The centers perform TWH-related research, building the scientific evidence base necessary to develop new solutions for complex occupational safety and health problems and disseminating those evidence-based practices.

“The expansion of the Centers and their expanding regional presence will help us learn more about the important connections between work and health, which is vital for employers to build and retain a safer and more productive workforce,” NIOSH Director John Howard, MD, said in a statement.

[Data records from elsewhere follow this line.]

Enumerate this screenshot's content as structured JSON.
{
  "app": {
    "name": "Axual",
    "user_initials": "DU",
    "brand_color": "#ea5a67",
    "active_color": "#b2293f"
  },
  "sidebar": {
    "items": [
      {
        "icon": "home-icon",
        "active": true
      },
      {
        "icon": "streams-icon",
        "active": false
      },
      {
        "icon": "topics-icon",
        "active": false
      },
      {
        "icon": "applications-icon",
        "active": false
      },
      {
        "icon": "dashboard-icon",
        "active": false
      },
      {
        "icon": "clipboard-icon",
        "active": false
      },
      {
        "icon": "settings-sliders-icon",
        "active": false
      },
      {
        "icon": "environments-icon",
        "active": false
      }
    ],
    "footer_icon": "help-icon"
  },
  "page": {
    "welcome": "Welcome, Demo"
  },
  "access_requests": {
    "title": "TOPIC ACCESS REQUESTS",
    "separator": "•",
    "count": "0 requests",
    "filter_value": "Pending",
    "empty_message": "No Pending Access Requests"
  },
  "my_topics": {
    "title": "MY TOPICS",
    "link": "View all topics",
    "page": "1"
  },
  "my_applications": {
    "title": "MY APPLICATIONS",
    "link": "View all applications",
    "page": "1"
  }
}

The six existing centers are:

  • The Center for Health, Work & Environment at the Colorado School of Public Health;
  • The Center for the Promotion of Health in the New England Workplace (CPH-NEW), a collaboration between the University of Connecticut and the University of Massachusetts Lowell;
  • The Harvard T.H. Chan School of Public Health Center for Work, Health, and Well-Being;
  • The Healthier Workforce Center of the Midwest, a regional collaboration among the University of Iowa, Washington University in St. Louis, the University of Kansas Medical Center, WorkWell Kansas, the Nebraska Safety Council, and the St. Louis Area Business Health Coalition;
  • The Oregon Healthy Workforce Center (OHWC) at Oregon Health & Science University; and
  • The University of Illinois at Chicago Center for Healthy Work (UIC CHW).

TWH’s priorities include the future of work, healthy work design and worker well-being, mental health, and opioid and substance abuse issues in the workplace. Relevant issues for the program include contingent work and other alternative work arrangements, an aging workforce and multigenerational workplaces, and adequate breaks and work intensification prevention.

TWH also includes activities focused on compensation and benefits issues such as adequate wages and the prevention of wage theft, affordable health care and prevention of healthcare cost-shifting to workers, and equitable pay and minimum guaranteed hours.